Apple recolhe dados do ResearchKit para investigação

Apple ResearchKIT

O ResearchKit foi apresentado ao público em Março de 2015 no Evento Especial da Apple designado como “Spring Forward”, o mesmo consistia em tornar-se numa plataforma que ajuda-se na investigação biomédica. Sendo o ResearchKit um projecto open source, centenas de projectos surgiram nas primeiras semanas e com a sua potencialidade dezenas de parcerias com instituições médicas foram criadas.

Dado o sucesso do ResearchKit, a Apple começou a recolher dados de pesquisa que os utilizadores enviam através dos aplicativos que estejam associados a esta plataforma, a recolha destes dados é previamente autorizada pelos utilizadores caso o pretendam.

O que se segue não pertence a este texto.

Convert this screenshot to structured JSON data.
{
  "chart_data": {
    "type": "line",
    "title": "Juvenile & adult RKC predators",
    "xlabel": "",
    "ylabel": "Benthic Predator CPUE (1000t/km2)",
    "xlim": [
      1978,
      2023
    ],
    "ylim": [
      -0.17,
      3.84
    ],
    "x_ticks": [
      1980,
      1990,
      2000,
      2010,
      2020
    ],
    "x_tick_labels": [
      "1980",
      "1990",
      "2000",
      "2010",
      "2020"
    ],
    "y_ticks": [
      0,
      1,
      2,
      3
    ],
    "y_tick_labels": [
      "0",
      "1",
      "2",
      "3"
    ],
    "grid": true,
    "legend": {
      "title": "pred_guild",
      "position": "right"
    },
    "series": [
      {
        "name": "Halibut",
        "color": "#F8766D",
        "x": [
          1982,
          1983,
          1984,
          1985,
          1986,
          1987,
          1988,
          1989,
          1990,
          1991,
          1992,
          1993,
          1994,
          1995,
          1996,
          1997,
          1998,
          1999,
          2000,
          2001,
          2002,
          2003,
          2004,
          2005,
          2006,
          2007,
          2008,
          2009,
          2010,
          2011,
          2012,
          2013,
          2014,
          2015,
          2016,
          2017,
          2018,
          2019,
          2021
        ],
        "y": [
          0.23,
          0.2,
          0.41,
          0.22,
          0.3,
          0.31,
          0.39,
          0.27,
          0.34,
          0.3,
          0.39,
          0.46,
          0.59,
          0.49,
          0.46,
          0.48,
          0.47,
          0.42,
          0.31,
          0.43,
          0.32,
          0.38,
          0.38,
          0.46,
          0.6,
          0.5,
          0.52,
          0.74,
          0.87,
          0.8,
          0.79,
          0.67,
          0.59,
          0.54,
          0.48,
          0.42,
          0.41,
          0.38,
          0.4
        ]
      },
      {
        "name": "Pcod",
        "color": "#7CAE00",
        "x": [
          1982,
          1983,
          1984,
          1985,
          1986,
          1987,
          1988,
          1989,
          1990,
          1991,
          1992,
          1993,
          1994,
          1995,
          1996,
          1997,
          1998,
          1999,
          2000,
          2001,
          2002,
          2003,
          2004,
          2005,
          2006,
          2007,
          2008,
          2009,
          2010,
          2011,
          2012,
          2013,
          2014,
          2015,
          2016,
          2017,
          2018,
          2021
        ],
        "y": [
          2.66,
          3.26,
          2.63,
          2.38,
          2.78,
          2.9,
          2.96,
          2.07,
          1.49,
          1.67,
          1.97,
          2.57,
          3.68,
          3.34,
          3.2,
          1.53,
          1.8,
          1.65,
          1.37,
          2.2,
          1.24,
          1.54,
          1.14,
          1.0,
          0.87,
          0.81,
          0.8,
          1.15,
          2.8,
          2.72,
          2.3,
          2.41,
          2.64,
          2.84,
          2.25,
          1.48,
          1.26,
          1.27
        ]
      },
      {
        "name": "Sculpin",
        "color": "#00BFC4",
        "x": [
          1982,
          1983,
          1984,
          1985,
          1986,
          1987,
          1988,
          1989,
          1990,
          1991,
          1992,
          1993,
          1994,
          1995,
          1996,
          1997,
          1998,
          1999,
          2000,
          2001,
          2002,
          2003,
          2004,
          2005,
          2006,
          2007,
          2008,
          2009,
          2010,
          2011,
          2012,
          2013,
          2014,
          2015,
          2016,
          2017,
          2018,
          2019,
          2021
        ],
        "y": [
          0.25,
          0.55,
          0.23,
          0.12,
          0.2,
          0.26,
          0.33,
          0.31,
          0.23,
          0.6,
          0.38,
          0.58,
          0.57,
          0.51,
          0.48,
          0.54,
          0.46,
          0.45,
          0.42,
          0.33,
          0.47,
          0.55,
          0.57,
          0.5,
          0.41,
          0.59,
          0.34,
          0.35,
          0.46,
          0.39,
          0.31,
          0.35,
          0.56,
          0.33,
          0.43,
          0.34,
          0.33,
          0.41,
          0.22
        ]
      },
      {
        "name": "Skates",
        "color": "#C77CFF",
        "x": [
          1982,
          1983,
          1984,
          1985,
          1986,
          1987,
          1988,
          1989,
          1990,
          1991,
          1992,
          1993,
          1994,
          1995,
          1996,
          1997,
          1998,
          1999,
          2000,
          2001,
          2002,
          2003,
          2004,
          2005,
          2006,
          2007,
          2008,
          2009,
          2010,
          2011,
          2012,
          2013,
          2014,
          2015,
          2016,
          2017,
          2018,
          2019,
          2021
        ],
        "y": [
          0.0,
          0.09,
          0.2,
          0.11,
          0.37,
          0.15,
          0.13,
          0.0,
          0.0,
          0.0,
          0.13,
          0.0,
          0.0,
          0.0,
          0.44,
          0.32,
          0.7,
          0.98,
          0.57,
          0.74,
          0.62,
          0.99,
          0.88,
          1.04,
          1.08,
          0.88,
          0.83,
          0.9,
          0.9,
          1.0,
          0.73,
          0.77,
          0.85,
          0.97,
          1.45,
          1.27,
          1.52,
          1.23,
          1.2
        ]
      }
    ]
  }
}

Alguns utilizadores da plataforma do ResearchKit, com aplicações associadas a esse programa já reportaram que algumas apps começam a solicitar autorização de envio de dados para a própria Apple. É descrito nessa autorização que a empresa é considerada o segundo investigador, e que irá utilizar os dados recebidos para fins de pesquisa, investigação e desenvolvimento.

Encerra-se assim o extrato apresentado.